Sementara, acetaldehyde yang ada dalam kemasan PET justru sudah dimasukkan ke kelompok yang kemungkinan besar karsinogenik untuk manusia. Jadi menarasikan BPA sebagai karsinogenik itu tidak sesuai dengan pernyataan IARC dan WHO.
“Hingga sekarang, IARC, badan yang di bawah WHO masih mengkategorikan BPA masuk di grup 3, belum masuk di grup 2A atau 2B. Kalau acetaldehyde, justru masuk ke grup 2B itu sejak lama,” kata Nugraha dalam webinar yang diselenggarakan baru-baru ini.

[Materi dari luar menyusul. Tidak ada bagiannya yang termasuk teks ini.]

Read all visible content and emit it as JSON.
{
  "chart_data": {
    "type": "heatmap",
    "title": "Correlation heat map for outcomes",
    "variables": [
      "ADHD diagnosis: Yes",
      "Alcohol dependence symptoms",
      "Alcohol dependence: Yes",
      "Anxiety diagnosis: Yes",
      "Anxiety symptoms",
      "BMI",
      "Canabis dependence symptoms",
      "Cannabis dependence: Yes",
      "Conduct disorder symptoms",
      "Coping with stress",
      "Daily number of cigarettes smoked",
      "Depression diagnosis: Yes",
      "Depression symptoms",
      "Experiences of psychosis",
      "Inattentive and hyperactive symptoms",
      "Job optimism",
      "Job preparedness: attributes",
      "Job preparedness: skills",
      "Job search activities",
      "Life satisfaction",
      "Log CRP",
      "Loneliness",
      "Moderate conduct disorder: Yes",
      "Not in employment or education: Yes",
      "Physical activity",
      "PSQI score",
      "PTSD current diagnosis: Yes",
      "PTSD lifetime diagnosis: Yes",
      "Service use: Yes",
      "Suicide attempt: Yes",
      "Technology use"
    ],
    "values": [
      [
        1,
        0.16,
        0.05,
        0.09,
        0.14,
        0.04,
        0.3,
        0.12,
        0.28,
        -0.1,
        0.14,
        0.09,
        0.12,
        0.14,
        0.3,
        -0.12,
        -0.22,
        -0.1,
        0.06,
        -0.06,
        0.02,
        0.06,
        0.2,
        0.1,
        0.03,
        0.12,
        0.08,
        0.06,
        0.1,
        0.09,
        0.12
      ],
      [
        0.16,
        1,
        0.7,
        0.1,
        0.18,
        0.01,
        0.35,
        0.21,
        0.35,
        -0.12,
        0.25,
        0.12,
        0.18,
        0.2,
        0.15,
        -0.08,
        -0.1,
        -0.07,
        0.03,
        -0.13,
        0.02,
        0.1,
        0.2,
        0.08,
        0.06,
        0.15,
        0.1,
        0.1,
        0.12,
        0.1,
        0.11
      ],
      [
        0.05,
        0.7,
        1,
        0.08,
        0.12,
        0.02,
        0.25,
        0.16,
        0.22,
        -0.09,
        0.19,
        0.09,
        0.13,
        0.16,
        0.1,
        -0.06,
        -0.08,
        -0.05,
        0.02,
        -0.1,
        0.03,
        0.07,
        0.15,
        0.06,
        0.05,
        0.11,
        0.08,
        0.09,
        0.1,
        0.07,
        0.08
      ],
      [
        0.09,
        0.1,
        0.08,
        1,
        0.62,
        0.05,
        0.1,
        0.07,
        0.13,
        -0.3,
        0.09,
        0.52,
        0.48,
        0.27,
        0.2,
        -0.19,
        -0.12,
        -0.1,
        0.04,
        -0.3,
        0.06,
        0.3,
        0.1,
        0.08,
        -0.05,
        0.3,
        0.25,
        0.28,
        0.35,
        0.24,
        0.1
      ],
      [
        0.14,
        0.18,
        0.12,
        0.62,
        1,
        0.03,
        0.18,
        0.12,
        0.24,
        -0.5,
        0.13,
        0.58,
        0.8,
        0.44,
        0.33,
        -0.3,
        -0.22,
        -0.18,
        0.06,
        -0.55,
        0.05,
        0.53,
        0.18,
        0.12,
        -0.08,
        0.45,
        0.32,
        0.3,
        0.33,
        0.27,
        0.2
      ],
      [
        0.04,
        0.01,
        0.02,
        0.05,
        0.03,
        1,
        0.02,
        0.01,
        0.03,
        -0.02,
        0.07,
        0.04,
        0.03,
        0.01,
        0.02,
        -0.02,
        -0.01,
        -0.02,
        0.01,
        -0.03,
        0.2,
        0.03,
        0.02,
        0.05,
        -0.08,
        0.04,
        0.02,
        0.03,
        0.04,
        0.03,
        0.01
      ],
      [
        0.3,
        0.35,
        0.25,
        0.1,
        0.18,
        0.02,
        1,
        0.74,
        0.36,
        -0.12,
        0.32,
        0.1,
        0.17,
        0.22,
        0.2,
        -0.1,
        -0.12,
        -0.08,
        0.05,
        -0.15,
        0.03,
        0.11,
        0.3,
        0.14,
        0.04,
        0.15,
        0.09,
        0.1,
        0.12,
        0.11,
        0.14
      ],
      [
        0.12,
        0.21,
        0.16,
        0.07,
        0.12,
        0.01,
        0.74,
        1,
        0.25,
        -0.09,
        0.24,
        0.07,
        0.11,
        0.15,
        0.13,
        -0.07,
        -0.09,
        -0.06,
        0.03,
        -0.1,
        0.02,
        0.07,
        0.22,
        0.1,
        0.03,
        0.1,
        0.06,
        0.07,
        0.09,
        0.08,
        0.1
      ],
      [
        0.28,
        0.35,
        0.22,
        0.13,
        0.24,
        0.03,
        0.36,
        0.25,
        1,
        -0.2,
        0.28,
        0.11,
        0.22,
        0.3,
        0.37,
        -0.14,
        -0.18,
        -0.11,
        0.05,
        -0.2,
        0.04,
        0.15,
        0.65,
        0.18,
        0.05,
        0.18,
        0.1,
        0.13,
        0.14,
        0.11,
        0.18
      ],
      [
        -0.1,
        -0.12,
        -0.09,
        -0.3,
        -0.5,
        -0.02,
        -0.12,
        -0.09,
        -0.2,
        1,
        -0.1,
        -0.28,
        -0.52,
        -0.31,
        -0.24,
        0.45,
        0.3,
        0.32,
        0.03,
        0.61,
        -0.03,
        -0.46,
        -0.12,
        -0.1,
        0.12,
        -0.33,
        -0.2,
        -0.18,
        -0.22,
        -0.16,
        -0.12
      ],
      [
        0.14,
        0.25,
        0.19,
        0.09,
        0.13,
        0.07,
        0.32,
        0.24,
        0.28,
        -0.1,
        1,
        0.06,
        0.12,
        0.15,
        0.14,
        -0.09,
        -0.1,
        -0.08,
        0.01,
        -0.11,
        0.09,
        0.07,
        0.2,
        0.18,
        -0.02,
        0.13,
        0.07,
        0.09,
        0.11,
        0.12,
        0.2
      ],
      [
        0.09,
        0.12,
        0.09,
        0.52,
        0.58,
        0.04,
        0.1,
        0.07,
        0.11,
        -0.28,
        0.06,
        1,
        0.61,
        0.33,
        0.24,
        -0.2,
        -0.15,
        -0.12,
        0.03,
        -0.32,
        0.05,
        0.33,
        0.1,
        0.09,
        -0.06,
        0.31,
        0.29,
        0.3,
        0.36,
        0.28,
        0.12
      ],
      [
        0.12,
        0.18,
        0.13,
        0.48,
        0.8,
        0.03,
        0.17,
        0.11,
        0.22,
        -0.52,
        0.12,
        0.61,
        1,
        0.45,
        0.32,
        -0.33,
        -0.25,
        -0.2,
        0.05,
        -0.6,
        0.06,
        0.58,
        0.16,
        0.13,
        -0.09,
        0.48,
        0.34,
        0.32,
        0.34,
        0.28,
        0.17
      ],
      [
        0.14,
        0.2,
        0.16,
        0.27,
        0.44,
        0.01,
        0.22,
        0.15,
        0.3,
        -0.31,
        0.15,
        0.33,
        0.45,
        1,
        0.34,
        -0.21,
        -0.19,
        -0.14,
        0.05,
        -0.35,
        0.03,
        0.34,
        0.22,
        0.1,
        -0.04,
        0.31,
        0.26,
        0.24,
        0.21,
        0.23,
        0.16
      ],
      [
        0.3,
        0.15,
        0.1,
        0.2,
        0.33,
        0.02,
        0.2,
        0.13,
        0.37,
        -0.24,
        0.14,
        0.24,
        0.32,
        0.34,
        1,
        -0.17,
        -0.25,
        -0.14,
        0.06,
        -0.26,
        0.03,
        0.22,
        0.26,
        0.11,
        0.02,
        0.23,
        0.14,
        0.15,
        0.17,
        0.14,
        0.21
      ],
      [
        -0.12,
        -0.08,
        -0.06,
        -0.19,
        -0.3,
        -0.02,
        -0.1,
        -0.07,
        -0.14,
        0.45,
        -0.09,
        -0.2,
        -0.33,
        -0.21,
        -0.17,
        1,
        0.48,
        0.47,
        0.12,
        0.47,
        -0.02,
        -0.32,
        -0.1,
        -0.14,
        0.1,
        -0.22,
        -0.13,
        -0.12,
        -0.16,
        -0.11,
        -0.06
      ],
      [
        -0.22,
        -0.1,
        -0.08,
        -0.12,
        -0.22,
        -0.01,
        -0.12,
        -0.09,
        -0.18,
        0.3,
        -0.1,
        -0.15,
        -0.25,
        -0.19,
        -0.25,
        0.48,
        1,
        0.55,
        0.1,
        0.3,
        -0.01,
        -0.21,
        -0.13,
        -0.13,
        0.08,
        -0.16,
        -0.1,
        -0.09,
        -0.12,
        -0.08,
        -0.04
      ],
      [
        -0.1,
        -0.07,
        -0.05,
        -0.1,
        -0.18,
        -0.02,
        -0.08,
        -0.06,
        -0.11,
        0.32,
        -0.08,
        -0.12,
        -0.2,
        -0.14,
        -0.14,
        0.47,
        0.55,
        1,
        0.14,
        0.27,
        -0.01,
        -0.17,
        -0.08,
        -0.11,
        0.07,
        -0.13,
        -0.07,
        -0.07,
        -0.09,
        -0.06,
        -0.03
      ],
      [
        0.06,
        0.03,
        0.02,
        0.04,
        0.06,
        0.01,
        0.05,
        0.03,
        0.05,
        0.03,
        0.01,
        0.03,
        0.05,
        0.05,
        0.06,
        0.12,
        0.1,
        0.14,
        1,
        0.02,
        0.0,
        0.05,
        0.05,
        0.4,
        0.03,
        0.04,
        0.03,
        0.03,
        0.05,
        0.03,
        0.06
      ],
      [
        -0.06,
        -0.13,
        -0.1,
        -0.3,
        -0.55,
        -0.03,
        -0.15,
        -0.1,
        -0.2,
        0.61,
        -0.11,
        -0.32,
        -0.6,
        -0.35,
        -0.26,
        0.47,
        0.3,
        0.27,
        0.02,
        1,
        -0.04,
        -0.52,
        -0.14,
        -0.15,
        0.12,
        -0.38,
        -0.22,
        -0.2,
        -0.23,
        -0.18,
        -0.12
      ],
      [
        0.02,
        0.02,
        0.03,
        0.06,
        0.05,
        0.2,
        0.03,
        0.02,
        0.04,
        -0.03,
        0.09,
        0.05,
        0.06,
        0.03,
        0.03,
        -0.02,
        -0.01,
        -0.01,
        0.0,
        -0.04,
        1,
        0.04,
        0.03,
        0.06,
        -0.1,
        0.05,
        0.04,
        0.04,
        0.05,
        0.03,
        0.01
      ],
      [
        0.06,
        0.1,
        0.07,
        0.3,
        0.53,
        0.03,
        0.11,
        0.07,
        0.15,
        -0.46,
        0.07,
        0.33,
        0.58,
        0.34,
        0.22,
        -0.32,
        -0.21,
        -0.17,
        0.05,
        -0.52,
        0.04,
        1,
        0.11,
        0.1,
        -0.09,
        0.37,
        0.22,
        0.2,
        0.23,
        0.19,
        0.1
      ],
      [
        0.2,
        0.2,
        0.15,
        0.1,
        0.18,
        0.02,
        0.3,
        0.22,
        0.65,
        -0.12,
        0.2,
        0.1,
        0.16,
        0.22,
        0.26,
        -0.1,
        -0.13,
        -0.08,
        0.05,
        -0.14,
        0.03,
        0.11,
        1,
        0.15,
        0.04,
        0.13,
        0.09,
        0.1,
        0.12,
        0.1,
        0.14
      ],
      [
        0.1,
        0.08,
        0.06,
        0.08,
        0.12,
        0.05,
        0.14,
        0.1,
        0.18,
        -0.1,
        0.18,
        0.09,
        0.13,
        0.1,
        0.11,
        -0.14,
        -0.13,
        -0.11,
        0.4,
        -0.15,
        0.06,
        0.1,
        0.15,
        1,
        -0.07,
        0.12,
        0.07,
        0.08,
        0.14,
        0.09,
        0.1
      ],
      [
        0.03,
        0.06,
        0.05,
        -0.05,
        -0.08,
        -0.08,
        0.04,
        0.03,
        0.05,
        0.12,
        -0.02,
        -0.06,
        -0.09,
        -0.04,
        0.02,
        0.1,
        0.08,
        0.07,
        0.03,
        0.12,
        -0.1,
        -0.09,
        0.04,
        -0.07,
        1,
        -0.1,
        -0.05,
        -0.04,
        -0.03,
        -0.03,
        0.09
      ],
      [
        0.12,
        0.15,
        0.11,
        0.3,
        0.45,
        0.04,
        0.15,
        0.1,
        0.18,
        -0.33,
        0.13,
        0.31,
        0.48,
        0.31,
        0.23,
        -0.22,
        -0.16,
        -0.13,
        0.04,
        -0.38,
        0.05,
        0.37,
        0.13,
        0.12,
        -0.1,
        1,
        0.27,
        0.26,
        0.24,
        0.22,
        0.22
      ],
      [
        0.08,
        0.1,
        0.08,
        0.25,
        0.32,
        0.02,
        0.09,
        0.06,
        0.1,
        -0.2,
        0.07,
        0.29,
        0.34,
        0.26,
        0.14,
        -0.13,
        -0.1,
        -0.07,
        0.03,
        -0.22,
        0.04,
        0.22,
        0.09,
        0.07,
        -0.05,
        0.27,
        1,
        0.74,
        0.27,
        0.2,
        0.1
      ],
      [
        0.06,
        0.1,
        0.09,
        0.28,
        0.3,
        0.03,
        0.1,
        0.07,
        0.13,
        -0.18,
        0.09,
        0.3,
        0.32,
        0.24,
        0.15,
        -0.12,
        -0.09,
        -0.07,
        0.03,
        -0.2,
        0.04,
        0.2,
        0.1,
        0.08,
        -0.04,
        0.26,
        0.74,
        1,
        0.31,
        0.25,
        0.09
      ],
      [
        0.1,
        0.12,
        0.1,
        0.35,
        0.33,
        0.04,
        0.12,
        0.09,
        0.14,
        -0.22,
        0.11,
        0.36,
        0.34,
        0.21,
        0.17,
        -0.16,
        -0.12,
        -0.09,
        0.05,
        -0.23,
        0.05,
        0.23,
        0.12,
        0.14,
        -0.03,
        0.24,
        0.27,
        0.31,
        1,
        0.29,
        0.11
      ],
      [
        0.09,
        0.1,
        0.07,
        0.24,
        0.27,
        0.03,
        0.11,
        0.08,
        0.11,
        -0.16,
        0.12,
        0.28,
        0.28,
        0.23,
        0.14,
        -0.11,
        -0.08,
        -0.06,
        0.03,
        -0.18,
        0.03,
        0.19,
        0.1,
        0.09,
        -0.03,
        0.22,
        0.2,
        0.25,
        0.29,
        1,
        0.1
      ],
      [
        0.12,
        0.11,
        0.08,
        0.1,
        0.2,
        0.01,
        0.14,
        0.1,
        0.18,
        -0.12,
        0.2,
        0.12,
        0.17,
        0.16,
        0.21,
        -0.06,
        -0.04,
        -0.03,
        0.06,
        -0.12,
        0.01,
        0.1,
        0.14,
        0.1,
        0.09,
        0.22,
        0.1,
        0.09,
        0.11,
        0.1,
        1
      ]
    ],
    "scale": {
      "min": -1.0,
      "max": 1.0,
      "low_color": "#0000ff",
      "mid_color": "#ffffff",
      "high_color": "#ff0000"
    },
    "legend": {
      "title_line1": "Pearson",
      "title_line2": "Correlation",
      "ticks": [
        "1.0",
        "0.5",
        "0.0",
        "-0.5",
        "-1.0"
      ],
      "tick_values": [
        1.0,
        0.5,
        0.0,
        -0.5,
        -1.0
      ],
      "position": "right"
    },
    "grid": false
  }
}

Seperti diketahui, IARC mengklasifikasikan karsinogenik ini dalam 4 grup. Kelompok 1, karsinogenik untuk manusia. Kelompok 2A, kemungkinan besar karsinogenik untuk manusia. Kelompok 2B, dicurigai berpotensi karsinogenik untuk manusia. Kelompok 3, tidak termasuk karsinogenik pada manusia. Kelompok 4, kemungkinan besar tidak karsinogenik untuk manusia.
“Jadi, dari sini juga FDA (The United States Food and Drug Administration) mengatakan tidak ada efek BPA atau paparan khusus. Levelnya pun rendah sehingga bisa dibatasi oleh upaya produsen untuk menghilangkan residu BPA yang tidak bereaksi dalam pembuatan plastik polikarbonat. Yakni, bisa dibuat menjadi sangat rendah dan mungkin bisa sampai ke level BPA free,” ungkapnya.
Begitu juga dengan Otoritas Keamanan Makanan Eropa atau European Food Safety Authority (EFSA), pembatasan untuk memperketat migrasi BPA ini juga belum ditetapkan hingga kini. “Bisa jadi mereka juga belum yakin,” katanya.
Karenanya, Nugarha mempertanyakan apakah wacana pelabelan BPA pada kemasan Polikarbonat memang benar-benar memberikan efek yang positif atau justru akan semakin membuat bingung masyarakat. Karena, dia melihat ada pasal-pasal dari revisi peraturan terkait pelabelan BPA ini yang sudah menjadikan wacana tersebut menjadi sangat heboh di masyarakat.
“Berbicara soal basic research, tentu saja BPOM memilikinya. Cuma, kalau bahas terkait dengan wacana pelabelan BPA pada polikarbonat itu, jadi muncul pertanyaan apakah itu benar-benar akan memberikan efek yang positif bagi masyarakat atau justru akan semakin membuat bingung,” ujarnya.
Saat membaca draf Perka BPOM terkait wacana pelabelan BPA ini, Nugraha mengatakan ada dua pasal krusial yaitu pasal 61A dan 61B, yang banyak menjadikan heboh masalah ini. Dalam pasal 61A itu disebutkan bahwa label air minum dalam kemasan (AMDK) yang menggunakan plastik polikarbonat wajib mencantumkan tulisan berpotensi mengandung BPA.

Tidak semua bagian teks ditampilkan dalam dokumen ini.